The liability road map is the first of its kind. It is a concrete guide for local, national, and global decision-makers and governments from people and organizers, led by and created in collaboration with those on the frontlines of climate change.
It provides step by step guidance for decision-makers to hold Big Polluters liable for the harm they have knowingly caused people and the planet. It is a menu of measures and tools they can use to finance the systems change we urgently need, to access publicly controlled solutions, and to address the climate crisis.
For example, it charts how international policymakers can finally access the finance needed by frontline communities to deal with climate damage by establishing a Loss & Damage fund, and how mechanisms like a climate damage fine for polluters, countries can help finance the fund.
It also details a suite of measures national lawmakers can implement to ensure there are palpable ways for corporations to be tried and found guilty of the environmental destruction they knowingly cause. These measures include things like enshrining the need for nature and human rights to be protected in national law, placing the “burden of proof” on accused corporations to prove they are innocent, and passing laws that stop corporate attempts to “pre-empt” justice through actions like trying to switch law suits to more favorable courts.

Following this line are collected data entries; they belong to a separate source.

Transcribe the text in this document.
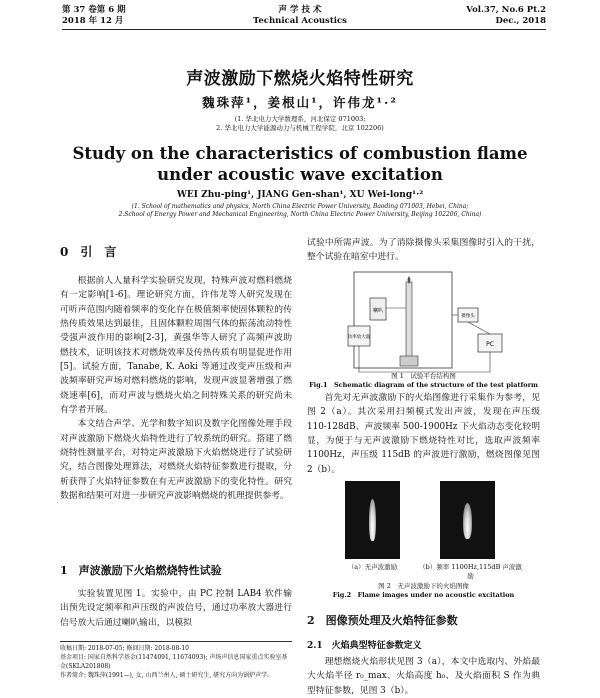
第 37 卷第 6 期
2018 年 12 月
声 学 技 术
Technical Acoustics
Vol.37, No.6 Pt.2
Dec., 2018
声波激励下燃烧火焰特性研究
魏珠萍¹，姜根山¹，许伟龙¹·²
(1. 华北电力大学数理系，河北保定 071003;
2. 华北电力大学能源动力与机械工程学院，北京 102206)
Study on the characteristics of combustion flame under acoustic wave excitation
WEI Zhu-ping¹, JIANG Gen-shan¹, XU Wei-long¹·²
(1. School of mathematics and physics, North China Electric Power University, Baoding 071003, Hebei, China;
2.School of Energy Power and Mechanical Engineering, North China Electric Power University, Beijing 102206, China)
0　引　言

根据前人人量科学实验研究发现，特殊声波对燃料燃烧有一定影响[1-6]。理论研究方面，许伟龙等人研究发现在可听声范围内随着频率的变化存在极值频率使固体颗粒的传热传质效果达到最佳，且固体颗粒周围气体的振荡流动特性受强声波作用的影响[2-3]，黄强华等人研究了高频声波助燃技术，证明该技术对燃烧效率及传热传质有明显促进作用[5]。试验方面，Tanabe, K. Aoki 等通过改变声压级和声波频率研究声场对燃料燃烧的影响，发现声波显著增强了燃烧速率[6]，而对声波与燃烧火焰之间特殊关系的研究尚未有学者开展。

本文结合声学、光学和数字知识及数字化图像处理手段对声波激励下燃烧火焰特性进行了较系统的研究。搭建了燃烧特性测量平台，对特定声波激励下火焰燃烧进行了试验研究，结合图像处理算法，对燃烧火焰特征参数进行提取，分析获得了火焰特征参数在有无声波激励下的变化特性。研究数据和结果可对进一步研究声波影响燃烧的机理提供参考。

1　声波激励下火焰燃烧特性试验

实验装置见图 1。实验中，由 PC 控制 LAB4 软件输出预先设定频率和声压级的声波信号，通过功率放大器进行信号放大后通过喇叭输出，以模拟

收稿日期: 2018-07-05; 修回日期: 2018-08-10
基金项目: 国家自然科学基金(11474091, 11674093); 声场声信息国家重点实验室基金(SKLA201808)
作者简介: 魏珠萍(1991—), 女, 山西兰州人, 硕士研究生, 研究方向为锅炉声学。

试验中所需声波。为了消除摄像头采集图像时引入的干扰，整个试验在暗室中进行。

喇叭
功率放大器
摄像头
PC
图 1　试验平台结构图
Fig.1　Schematic diagram of the structure of the test platform

首先对无声波激励下的火焰图像进行采集作为参考，见图 2（a）。其次采用扫频模式发出声波，发现在声压级 110-128dB、声波频率 500-1900Hz 下火焰动态变化较明显，为便于与无声波激励下燃烧特性对比，选取声波频率 1100Hz，声压级 115dB 的声波进行激励，燃烧图像见图 2（b）。

（a）无声波激励	（b）频率 1100Hz,115dB 声波激励
图 2　无声波激励下的火焰图像
Fig.2　Flame images under no acoustic excitation
2　图像预处理及火焰特征参数
2.1　火焰典型特征参数定义

理想燃烧火焰形状见图 3（a），本文中选取内、外焰最大火焰半径 r₀_max、火焰高度 h₀、及火焰面积 S 作为典型特征参数，见图 3（b）。
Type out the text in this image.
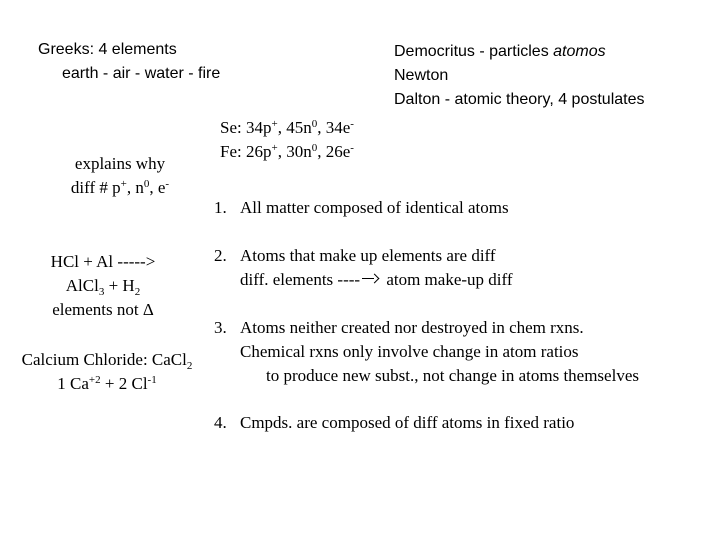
Greeks: 4 elements
earth - air - water - fire
Democritus - particles atomos
Newton
Dalton - atomic theory, 4 postulates
Se: 34p+, $45n^0$, 34e-
Fe: 26p+, $30n^0$, 26e-
explains why
diff # p+, $n^0$, e-
HCl + Al ----->
AlCl$_3$ + $H_2$
elements not Δ
Calcium Chloride: CaCl$_2$
1 $Ca^{+2} + 2$ $Cl^{-1}$
1. All matter composed of identical atoms
2. Atoms that make up elements are diff
diff. elements ---- atom make-up diff
3. Atoms neither created nor destroyed in chem rxns.
Chemical rxns only involve change in atom ratios
to produce new subst., not change in atoms themselves
4. Cmpds. are composed of diff atoms in fixed ratio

It also charts a variety of meaningful actions that local elected officials, for example, can take. These include things like passing local regulations that curb the ability of fossil fuel corporations to extract, transport, or promote their product locally. Or compelling the release of industry documents or establishing community-based climate damages funds.
Why Liability?
Liability is a concept that has been practiced by and communities around the world for centuries, through restitution and reparations, through legal means, legislative means, and more informal means.
Examples of this abound across the globe. Liability for polluters has been called for by communities as diverse as fisherfolk in India, social justice movements around the world calling for paying of climate debt through COVID-19 recovery, Black communities demanding reparations in the U.S., and legal experts all over the world. Other examples below:
- In the U.S., a Federal court confirmed a state can have jurisdiction in liability suits against the industry potentially reviving two cases initially dismissed at the federal level.
- Last year, the European Parliament held a hearing investigating Exxon’s attempts to mislead the public. The Philippines’ commission on human rights has concluded that the fossil fuel industry can be held legally responsible for their role in climate change. And in Peru, a farmer is suing a German utility for its role in the crisis harming his livelihood.
And even if a handful of governments and decisionmakers put the liability road map into place, it will lead the way for legal and societal constraints on how Big Polluters and other harmful industries can operate.
It will carry us further down the road where Big Polluters are forced to put people’s well-being and the well-being of the Earth and its ecosystems above expansion, extraction, and profit making.
And it will clear the way for the implementation of real solutions to slow temperature rise, restore ecosystems and their natural carbon sinks, farm and feed people in ways that benefit both the Earth and people, and so much more.
In the immediate term, taking steps to advance liability measures through stimulus and recovery policies can help pay for and make truly progressive policies feasible in this moment.
The liability roadmap is meant to be a living document that will continue to be updated as new opportunities, guidance, and case studies emerge.